服部緑地につらなる江坂神社

金澤成保 

 

  大阪メトロの緑地公園駅を降りると、服部緑地の「みどり」が広がり、緑陰が清々しくてとても気持ちがいい。ゴールデンウィークともあって、多くの家族連れや友人たちが、その「みどり」とオープンスペース、バーベキュウを楽しんでいた。

 服部緑地の東を南西に10分ほど歩くと、都市緑化植物園に接して江坂神社、素盞嗚尊(すさのおのみこと)をお祀りしていることから、正式名称・素盞嗚尊神社に着く。この地域の産土神として親しまれているが、境内に古墳時代の石棺が発掘されていることから、古くから祭祀・信仰の地であったことが想像される。

 この地の『郷土史』に、榎坂村垂水の広芝にあった神祠と小曽根村大字寺内のものを併合して現今の社殿としたと伝えるが、境内の老松が優に七、八百年の樹齢とみられることから、当神社の起源はそのころまでさかのぼるとしている。


 当地は早くからひらけ、摂関家から奈良の春日社に寄進された荘園・垂水西牧であった歴史から考えて、七、八百年(鎌倉時代~室町時代)以前に創祀の芽生えがあった可能性はあるだろう。

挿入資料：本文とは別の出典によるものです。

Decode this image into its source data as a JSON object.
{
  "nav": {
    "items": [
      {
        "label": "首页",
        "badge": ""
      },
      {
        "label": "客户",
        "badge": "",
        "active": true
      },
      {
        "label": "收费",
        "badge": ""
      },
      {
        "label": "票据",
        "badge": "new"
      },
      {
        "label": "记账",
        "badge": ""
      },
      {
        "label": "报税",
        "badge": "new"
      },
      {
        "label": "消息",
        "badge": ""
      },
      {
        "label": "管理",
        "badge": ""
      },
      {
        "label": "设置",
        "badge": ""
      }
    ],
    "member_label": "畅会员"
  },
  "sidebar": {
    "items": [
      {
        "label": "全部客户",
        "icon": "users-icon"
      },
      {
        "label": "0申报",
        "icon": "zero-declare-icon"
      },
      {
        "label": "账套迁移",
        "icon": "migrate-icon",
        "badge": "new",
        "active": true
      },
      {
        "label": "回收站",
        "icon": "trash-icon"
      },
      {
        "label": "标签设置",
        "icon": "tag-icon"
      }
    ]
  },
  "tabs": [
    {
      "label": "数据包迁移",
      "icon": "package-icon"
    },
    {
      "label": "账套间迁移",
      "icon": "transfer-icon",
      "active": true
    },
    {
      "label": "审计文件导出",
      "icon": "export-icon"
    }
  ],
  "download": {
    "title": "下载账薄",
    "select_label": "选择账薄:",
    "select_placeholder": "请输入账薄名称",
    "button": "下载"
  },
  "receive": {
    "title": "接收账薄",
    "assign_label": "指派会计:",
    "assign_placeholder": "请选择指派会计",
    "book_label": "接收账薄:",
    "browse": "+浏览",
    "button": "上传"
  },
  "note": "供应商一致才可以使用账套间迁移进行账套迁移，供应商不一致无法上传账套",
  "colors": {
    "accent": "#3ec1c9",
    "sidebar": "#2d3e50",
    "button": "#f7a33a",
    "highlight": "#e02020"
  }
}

 別に伝わる記録には、神社の創立時期を元暦元年(1184)とし、古人の伝承として京都八坂神社のご分霊をお迎えし、嘉吉2年(1442)に現在地に遷座したとあるが、確認できていない。

 

 境内には、食物・稲霊の宇迦之御魂神(うかのみたまのかみ)をお祀りした岩本稲荷社と、ご神木石棺の蓋が祀られてある。当社に接して神宮寺であった妙心寺派の松泉寺がある。